Teremos um Cisne Negro?

Cisnes Negros, definidos por Nassim Taleb, são eventos improváveis, imprevisíveis e de grande impacto, que escrevem a história do mundo. Caso essa doença se alastre enormemente, isto poderá mudar o mundo. No entanto, o cisne negro só ocorre quando é imprevisível, pois se for previsto medidas preventivas impedem seu surgimento.

A epidemia já está prevista como uma possibilidade e medidas agressivas estão sendo tomadas pelos governos. Além disso, a história recente deste tipo de vírus (severe acute respiratory syndrome coronavirus (SARS-CoV) em 2002 e Middle East respiratory syndrome coronavirus (MERS-CoV) em 2012) sugere baixa probabilidade de uma catástrofe.

Em termos probabilísticas, não teremos um cisne negro e, após algum tempo, essa história se dissipará.

O Helicóptero da Racionalidade

Há poucos dias, meu ídolo do basquete americano, Kobe Bryant, morreu em um acidente de helicóptero. Isso me remeteu à seguinte questão: o que as pessoas mais temem nos dias atuais:

uma viagem de alguns dias pela China ou

um passeio de helicóptero sobre o Grand Canyon?

O mais frequente é o temor da China. Isto é racional?

Já sabemos que o risco de morte por coronavírus na china é 1 em 7 milhões.

Pesquisei, e encontrei que o risco de uma queda fatal de helicóptero é 1 / 250.000 (passeios-hora).

Portanto, precisaríamos fazer 28 viagens à China para igualar o risco de morte em um despretencioso passeio turístico de helicóptero.

De fato, emoção não é o mesmo que razão.
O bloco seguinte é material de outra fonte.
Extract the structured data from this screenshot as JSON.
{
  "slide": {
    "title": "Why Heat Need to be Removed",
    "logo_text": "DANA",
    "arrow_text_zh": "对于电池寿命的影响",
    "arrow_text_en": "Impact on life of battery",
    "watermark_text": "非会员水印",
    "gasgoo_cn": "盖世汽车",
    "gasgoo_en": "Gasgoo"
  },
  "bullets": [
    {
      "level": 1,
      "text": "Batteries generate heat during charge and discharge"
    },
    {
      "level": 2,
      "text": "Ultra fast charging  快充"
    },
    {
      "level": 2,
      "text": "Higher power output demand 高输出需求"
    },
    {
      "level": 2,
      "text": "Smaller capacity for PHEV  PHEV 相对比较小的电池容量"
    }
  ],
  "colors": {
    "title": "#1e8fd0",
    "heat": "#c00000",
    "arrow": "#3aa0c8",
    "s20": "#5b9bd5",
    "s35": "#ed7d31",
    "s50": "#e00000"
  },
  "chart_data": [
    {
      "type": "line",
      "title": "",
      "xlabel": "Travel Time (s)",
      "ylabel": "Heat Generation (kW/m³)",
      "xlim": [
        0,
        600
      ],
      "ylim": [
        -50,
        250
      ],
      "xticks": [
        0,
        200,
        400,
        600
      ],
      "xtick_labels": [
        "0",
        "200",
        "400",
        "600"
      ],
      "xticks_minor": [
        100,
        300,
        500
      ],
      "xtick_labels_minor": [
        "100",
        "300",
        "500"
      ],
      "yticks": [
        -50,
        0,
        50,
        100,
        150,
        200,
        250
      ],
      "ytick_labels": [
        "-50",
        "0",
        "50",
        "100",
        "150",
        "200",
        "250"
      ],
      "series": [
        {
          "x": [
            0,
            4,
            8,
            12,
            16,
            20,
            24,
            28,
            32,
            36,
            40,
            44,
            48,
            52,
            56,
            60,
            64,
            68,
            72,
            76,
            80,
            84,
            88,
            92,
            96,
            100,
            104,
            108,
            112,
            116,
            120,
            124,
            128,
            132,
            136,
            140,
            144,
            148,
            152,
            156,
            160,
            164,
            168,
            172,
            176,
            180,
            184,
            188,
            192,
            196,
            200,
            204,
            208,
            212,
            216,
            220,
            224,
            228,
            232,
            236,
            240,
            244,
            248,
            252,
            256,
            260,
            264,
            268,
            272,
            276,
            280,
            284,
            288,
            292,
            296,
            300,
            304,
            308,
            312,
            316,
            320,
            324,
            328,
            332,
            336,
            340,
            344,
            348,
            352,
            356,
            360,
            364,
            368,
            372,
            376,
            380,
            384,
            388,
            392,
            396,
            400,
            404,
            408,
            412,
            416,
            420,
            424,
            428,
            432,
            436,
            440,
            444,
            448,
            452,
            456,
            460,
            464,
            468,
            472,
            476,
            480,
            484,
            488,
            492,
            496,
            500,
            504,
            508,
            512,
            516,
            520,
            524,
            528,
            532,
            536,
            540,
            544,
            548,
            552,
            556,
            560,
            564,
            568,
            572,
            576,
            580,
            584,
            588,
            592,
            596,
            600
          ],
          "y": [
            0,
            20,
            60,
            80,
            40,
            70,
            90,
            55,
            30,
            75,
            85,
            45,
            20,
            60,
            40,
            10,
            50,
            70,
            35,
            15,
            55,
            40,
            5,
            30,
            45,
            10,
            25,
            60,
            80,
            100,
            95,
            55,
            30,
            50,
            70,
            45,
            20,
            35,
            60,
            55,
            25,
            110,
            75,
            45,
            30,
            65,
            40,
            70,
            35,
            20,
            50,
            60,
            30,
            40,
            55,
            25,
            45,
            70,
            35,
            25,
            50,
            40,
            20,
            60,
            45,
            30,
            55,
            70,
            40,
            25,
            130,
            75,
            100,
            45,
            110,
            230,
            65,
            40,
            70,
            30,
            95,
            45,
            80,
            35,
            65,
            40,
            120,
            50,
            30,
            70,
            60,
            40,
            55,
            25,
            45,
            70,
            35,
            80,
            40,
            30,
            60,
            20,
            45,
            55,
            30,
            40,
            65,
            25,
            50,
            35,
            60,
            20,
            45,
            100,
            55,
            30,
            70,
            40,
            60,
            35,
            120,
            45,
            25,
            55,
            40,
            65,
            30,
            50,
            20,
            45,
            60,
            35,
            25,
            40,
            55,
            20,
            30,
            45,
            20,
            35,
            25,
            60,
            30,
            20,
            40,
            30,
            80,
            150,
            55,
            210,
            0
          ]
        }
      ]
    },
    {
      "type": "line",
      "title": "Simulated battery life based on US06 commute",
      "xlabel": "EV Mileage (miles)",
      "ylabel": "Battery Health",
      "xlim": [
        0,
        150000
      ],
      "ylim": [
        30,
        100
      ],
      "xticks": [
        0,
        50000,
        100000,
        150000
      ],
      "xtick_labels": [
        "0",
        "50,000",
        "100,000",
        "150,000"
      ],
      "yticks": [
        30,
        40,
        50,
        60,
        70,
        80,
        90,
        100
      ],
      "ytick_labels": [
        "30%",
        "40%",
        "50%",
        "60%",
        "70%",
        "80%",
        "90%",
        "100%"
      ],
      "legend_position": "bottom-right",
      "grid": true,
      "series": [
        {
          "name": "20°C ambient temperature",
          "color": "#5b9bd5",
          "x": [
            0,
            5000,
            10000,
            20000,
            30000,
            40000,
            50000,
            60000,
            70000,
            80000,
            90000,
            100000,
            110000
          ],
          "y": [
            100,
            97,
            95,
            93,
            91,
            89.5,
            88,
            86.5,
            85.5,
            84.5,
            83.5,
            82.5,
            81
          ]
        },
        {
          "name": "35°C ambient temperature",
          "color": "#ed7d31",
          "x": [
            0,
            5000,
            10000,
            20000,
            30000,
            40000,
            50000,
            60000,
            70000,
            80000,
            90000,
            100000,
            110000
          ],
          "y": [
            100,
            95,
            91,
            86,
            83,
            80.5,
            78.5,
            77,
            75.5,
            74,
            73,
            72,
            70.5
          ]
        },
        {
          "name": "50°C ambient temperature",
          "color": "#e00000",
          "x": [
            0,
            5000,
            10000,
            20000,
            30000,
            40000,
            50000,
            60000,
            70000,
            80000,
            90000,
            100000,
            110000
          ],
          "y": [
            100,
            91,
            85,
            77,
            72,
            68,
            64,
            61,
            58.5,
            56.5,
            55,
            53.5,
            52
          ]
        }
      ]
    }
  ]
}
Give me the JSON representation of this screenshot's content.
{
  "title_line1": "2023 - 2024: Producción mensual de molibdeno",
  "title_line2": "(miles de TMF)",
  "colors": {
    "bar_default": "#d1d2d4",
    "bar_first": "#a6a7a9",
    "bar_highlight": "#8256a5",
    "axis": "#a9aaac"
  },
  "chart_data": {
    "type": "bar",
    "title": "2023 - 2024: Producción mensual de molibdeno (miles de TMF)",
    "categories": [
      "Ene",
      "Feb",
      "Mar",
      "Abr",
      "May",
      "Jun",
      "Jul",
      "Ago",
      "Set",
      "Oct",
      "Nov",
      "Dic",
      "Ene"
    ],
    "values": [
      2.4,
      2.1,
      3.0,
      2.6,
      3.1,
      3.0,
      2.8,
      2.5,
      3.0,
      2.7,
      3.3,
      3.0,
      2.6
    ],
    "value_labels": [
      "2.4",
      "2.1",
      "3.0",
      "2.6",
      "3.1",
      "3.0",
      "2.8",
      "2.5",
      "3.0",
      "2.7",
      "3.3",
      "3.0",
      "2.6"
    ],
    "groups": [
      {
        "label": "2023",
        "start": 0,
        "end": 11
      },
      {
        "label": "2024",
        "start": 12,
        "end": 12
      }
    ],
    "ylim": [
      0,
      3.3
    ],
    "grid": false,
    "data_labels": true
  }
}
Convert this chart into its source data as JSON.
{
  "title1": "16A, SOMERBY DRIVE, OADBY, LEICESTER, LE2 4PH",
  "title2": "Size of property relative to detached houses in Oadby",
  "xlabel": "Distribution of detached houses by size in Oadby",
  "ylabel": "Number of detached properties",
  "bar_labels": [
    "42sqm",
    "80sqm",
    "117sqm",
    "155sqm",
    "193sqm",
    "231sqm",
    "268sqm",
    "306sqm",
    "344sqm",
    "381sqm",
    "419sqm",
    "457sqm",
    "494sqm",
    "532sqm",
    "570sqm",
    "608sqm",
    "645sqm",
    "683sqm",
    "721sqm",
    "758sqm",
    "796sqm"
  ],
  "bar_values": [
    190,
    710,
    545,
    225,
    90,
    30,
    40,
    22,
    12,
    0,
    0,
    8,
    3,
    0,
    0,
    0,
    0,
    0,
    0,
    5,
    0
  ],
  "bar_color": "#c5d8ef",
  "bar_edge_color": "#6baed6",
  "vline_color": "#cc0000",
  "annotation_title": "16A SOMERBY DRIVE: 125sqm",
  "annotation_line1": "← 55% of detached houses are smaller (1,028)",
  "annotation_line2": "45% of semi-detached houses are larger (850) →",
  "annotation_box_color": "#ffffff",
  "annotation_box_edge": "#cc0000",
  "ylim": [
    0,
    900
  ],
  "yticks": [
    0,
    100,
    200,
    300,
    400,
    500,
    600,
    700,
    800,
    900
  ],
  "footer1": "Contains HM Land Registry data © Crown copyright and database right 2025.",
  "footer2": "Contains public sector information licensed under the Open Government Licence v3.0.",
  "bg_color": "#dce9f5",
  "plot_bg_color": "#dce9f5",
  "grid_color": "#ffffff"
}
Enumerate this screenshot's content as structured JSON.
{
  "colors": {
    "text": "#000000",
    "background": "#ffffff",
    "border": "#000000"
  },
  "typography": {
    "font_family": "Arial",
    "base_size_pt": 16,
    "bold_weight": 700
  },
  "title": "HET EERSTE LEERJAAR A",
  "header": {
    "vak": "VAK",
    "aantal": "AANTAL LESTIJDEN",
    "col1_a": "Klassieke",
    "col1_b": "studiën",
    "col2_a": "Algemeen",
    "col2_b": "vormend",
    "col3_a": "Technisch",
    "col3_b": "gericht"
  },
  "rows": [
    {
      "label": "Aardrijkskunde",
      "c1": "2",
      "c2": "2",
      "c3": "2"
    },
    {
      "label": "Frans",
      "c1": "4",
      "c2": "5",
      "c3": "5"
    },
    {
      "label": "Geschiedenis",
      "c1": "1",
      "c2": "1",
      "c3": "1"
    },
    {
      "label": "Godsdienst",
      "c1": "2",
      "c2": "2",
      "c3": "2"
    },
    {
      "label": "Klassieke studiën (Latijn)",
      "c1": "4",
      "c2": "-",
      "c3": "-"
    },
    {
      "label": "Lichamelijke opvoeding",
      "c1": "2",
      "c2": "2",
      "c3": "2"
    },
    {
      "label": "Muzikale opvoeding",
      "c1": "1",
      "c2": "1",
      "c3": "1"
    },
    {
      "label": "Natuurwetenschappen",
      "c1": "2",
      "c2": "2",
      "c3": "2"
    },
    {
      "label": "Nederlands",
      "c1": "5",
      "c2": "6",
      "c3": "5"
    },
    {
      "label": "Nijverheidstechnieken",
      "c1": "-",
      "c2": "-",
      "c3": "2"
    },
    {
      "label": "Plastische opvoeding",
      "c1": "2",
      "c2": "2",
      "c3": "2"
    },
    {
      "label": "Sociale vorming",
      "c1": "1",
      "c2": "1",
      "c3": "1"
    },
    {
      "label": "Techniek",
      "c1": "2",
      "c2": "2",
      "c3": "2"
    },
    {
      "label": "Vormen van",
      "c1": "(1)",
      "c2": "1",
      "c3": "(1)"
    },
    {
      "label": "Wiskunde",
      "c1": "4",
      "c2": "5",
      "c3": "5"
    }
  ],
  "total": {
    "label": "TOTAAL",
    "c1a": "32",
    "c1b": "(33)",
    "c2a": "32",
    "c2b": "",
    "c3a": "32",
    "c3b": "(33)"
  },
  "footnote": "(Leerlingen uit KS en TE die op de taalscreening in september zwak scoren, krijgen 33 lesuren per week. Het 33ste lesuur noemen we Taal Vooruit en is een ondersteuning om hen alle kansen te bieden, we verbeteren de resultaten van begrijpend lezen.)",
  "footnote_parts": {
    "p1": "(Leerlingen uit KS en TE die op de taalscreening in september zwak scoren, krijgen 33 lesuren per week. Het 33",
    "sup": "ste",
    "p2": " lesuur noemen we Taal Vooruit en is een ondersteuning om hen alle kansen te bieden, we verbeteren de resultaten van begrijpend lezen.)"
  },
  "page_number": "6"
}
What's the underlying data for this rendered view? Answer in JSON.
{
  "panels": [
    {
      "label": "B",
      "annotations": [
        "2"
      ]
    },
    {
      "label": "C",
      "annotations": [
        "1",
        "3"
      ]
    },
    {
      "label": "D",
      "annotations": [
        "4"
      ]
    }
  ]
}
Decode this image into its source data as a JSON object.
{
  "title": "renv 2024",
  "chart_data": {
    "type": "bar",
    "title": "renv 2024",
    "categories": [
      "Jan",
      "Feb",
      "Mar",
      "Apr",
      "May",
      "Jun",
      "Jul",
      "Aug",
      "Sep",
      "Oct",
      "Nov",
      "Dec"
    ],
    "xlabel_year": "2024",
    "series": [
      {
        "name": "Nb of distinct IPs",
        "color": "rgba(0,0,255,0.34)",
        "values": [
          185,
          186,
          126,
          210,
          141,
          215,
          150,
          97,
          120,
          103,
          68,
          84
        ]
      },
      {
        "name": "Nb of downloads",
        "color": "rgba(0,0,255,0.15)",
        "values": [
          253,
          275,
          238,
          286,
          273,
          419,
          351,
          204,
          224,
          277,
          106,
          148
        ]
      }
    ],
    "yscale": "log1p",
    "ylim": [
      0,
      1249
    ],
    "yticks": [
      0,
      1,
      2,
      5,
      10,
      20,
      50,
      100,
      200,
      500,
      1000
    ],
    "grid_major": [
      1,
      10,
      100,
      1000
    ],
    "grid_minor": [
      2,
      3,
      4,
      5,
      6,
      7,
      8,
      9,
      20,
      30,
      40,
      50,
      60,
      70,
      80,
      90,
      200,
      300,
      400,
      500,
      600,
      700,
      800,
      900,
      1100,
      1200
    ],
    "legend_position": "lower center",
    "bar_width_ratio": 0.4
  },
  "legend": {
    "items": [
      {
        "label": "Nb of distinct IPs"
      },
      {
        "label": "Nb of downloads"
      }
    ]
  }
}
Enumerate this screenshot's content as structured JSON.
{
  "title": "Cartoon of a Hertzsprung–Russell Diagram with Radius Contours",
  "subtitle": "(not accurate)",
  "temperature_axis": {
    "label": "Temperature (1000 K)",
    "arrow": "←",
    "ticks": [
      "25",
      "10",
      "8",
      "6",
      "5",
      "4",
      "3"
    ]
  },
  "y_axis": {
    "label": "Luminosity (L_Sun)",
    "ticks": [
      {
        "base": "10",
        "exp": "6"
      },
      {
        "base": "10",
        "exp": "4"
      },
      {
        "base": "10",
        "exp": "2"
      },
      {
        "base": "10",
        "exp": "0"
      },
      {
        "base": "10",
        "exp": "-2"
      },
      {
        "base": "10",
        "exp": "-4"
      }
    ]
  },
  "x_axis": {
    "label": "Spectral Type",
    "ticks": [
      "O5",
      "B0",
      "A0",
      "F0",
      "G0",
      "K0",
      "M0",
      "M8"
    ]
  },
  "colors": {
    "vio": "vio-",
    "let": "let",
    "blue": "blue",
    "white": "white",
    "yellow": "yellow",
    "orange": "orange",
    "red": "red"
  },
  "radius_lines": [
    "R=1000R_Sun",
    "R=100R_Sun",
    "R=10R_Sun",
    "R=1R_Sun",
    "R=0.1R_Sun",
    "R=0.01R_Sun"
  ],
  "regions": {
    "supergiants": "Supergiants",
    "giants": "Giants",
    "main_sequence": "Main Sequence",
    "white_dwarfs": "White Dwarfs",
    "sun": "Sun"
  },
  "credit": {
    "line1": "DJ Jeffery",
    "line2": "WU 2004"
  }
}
Mas quando se trata de medo ou pânico, cabe a tutores da percepção sobre questões de saúde aproveitar a oportunidade e alfabetizar cientificamente a sociedade. Ao invés de contribuir como atores do pânico: “lavem as mãos, evitem aglomeração”.

Melhor dizer: vivam a vida, valorizem a incerteza, calculem as probabilidades.